The way is the goal - Tao means “way”, and “way” is the cornerstone of Taoism. This is very different from Western philosophies, where the “being” and “truth” are in the center. In Taoism, on the other hand, “the way is the goal”, this means it’s not the solution, which is important, but the way to get to the solution. COINs achieve their big vision in many small incremental steps along the way. It is the way, the joy of completing small incremental steps together, which are the main motivators for COIN members. Working extremely hard in the company of likeminded people and reaching a goal together is immensely rewarding. This way of working under positive stress is similar to the concept of “flow” defined by Mihaly Csikszentmihalyi. According to Csikszentmihalyi, people are most happy when they are in the state of flow – a state of complete absorption with the activity at hand and the situation. Csíkszentmihályi describes flow as “being completely involved in an activity for its own sake. The ego falls away. Time flies. Every action, movement, and thought follows inevitably from the previous one.”
Let go – one of the core principles of Taoism is “wu-wei” or “non-action”. The main point is that one has to know when NOT to act. The underlying concept is that things basically will take care of themselves, if they only get the chance. For the individual, applying this principle is quite hard, as it means letting things go, and let them take their own way. We need to achieve a high level of self-assuredness and self-awareness to apply this principle. If we have reached this level, we will feel a sense of inner tranquility and self-emptiness that will allow us to let go. On the highest level, we will get rid of our own ego - becoming one with our activity - and do things for the sake of things, and not to further our own ego, reaching the state of flow. Among Linux opensource developers, Linus Torvalds, is famous for non-action and just “letting things taking care of themselves”. For individual COIN members it means that they are ready to let go of their individual idea and let the team take it over and bring it to completion. Because COIN members participate out of their own will – and not external pressure - they get the liberty to do whatever they think is right, and not what the boss or the company tells them to do.
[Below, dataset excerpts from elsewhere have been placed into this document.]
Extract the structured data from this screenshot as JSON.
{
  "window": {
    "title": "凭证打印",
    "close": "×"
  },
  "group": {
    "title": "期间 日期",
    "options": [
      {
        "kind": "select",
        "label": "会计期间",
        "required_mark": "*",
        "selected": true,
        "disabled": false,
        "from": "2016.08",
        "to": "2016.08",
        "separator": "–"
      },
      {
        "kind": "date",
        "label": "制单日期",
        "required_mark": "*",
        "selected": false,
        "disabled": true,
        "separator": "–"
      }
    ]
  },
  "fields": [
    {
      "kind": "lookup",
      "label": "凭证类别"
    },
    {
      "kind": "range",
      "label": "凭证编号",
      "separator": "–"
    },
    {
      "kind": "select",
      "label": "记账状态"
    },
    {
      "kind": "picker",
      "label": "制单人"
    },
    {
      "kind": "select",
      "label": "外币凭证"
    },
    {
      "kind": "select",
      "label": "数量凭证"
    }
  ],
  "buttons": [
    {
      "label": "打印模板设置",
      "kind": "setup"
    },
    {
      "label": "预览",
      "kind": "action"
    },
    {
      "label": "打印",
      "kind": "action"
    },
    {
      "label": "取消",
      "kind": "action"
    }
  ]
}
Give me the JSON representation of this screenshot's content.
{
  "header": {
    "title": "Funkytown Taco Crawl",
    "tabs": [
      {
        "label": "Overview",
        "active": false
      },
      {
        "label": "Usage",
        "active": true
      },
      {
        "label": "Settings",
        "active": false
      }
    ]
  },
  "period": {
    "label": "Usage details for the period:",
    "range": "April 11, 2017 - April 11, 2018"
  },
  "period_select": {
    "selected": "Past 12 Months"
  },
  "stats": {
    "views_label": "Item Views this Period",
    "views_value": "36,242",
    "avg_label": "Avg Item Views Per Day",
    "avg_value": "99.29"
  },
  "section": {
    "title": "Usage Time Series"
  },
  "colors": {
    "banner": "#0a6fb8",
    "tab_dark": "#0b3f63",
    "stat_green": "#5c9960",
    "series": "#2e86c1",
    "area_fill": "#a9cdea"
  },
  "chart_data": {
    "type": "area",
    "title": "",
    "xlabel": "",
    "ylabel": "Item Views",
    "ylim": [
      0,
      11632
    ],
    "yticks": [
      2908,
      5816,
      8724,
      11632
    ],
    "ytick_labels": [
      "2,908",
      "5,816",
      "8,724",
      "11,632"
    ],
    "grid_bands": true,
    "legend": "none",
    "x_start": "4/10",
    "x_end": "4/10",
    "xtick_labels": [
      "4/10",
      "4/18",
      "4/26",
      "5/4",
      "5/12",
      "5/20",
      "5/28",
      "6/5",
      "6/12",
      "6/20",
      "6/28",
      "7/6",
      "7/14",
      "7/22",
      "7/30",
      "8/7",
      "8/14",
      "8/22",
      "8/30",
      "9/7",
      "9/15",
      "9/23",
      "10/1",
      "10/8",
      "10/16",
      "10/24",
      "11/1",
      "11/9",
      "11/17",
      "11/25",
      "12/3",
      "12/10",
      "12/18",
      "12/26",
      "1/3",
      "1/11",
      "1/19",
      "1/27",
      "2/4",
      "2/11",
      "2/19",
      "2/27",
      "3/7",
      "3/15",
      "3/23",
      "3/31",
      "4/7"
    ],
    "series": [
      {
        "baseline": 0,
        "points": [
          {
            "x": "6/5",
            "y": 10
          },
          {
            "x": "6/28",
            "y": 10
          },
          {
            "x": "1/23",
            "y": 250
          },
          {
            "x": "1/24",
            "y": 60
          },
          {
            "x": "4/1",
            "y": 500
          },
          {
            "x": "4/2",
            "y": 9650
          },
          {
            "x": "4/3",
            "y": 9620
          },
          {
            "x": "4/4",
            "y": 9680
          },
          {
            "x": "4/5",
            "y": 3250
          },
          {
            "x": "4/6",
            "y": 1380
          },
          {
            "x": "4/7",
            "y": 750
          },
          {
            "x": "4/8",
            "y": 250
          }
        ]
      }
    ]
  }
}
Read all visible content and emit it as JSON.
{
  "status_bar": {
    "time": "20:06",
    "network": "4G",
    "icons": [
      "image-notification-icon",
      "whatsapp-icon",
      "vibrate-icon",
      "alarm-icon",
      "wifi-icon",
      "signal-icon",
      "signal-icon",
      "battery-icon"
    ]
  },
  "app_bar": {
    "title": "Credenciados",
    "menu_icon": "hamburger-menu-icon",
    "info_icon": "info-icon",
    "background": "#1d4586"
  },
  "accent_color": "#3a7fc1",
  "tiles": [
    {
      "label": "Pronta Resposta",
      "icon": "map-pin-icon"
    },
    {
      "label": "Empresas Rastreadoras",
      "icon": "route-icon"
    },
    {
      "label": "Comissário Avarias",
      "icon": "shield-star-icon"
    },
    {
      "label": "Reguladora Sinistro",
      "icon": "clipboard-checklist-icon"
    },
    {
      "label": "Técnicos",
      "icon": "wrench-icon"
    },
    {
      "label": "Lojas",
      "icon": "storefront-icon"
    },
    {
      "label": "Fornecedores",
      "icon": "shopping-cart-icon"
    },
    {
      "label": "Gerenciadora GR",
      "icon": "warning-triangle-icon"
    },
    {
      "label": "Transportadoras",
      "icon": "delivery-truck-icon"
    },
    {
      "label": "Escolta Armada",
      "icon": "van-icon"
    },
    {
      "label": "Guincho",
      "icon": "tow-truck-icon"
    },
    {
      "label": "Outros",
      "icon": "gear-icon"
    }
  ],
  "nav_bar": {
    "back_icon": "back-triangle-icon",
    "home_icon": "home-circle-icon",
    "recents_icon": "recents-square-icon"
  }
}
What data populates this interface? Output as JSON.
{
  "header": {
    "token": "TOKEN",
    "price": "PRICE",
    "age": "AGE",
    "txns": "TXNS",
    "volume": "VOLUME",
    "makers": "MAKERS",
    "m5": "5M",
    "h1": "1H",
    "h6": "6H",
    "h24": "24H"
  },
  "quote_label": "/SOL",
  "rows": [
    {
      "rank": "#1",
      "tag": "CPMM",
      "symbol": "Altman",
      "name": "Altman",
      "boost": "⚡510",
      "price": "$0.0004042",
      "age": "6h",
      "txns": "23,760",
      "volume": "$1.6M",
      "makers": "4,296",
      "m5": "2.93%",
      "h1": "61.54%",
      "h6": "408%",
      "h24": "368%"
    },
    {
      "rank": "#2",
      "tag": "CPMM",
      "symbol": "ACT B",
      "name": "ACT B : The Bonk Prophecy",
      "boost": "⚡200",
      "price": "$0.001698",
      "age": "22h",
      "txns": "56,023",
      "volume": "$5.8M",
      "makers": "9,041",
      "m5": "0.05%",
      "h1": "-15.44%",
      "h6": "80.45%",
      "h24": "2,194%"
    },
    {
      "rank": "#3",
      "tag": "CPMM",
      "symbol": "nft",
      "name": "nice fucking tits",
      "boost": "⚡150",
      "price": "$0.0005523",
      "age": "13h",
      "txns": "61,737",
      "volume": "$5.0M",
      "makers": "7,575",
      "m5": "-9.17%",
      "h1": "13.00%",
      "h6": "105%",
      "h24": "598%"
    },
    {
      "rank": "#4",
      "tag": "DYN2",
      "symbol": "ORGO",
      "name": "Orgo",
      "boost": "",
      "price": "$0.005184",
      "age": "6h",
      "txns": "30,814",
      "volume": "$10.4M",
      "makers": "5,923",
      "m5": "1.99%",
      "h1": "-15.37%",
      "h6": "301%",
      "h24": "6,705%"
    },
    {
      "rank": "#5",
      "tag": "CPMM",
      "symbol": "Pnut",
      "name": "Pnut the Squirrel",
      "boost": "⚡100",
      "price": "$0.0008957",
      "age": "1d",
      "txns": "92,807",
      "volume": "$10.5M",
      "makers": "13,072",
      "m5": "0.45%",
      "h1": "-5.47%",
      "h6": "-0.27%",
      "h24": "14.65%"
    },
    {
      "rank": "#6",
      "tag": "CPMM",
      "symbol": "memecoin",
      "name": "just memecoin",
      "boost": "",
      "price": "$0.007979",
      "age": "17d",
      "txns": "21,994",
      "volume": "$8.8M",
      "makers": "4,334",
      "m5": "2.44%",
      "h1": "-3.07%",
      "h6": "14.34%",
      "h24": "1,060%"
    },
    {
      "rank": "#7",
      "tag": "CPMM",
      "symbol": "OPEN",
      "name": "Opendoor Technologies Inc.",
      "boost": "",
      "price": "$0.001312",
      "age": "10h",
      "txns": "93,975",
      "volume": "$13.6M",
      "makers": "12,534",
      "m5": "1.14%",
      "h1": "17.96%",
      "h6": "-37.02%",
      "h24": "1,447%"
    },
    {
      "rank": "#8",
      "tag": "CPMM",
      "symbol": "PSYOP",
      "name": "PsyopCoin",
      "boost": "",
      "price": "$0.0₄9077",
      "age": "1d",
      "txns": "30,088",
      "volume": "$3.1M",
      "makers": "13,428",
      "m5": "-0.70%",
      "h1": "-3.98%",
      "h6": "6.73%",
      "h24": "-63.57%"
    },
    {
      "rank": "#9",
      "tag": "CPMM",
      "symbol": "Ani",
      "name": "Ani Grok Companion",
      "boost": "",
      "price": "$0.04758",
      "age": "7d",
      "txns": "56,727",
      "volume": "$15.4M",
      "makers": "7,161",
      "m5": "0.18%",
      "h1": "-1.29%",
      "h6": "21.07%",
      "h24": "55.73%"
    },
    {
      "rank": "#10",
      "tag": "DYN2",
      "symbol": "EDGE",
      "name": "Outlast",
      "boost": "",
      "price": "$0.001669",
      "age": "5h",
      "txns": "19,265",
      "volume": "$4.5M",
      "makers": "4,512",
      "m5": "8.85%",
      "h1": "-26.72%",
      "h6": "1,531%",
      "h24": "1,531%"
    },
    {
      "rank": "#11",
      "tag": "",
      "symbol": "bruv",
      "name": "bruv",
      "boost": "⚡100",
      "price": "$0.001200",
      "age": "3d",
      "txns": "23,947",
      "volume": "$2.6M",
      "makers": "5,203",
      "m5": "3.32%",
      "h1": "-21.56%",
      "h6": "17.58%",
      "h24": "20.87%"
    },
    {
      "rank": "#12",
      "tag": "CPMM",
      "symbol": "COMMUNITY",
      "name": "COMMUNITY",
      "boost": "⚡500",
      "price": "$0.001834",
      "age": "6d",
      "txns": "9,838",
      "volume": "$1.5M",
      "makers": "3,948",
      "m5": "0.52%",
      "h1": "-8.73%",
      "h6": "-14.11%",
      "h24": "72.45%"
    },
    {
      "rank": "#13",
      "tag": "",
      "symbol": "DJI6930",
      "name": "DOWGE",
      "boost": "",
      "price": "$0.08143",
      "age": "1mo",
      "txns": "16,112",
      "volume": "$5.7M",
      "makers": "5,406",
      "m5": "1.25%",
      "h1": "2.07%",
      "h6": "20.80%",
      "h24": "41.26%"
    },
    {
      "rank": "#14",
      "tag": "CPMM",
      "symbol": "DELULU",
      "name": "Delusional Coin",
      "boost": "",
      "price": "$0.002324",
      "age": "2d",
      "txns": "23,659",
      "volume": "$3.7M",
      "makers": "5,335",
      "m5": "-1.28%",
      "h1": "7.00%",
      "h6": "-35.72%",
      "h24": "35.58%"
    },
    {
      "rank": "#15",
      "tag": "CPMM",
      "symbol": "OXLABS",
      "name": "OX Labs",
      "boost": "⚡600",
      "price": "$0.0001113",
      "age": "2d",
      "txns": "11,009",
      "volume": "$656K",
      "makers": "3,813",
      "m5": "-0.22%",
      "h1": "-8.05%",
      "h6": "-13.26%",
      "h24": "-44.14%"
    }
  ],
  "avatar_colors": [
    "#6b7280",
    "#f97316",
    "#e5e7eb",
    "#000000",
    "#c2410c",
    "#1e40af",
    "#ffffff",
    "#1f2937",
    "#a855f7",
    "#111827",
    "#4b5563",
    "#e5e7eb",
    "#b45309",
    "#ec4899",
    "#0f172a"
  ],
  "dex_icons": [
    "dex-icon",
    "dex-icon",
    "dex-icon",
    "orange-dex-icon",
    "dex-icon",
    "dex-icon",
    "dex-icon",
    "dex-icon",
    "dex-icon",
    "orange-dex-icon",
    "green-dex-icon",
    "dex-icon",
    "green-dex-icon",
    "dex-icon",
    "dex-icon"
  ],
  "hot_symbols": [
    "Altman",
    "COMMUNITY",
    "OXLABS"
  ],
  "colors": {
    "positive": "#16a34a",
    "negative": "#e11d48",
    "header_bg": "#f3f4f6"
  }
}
Ethics – the three jewels of the Tao are compassion, moderation, and humility. The first one, compassion, also means kindness, and undemanding love like the love of a parent for her/his child. The second one, moderation and frugality, frees us from being driven by desires. If we are happy with what we have, and do not always want more, this will liberate us. The third one, humility, will help us recognize and be grateful for the contribution of others. In a well-functioning COIN, all three concepts come together. COIN members treat each other with respect, and respect the contribution of each member. They take care of each other, and through their focus on reaching their goal first and obtaining external recognition second, they are quite frugal in their demands. The last principle, humility, is the hardest to follow. This was already recognized by Benjamin Franklin in his autobiography, when he confessed how hard it was to acquire it “I cannot boast of much success in acquiring the reality of this virtue, but I had a good deal with regard to the appearance of it.” He then goes on to describe how much easier it became to convince others when he presented his ideas in a humble way. The same should be true for COIN members, who respect the opinion of others and are grateful for the contribution of each member.
The principles of Taoism give us a great framework of how to work together in a COIN for the highest benefit of both the COIN and the individual members.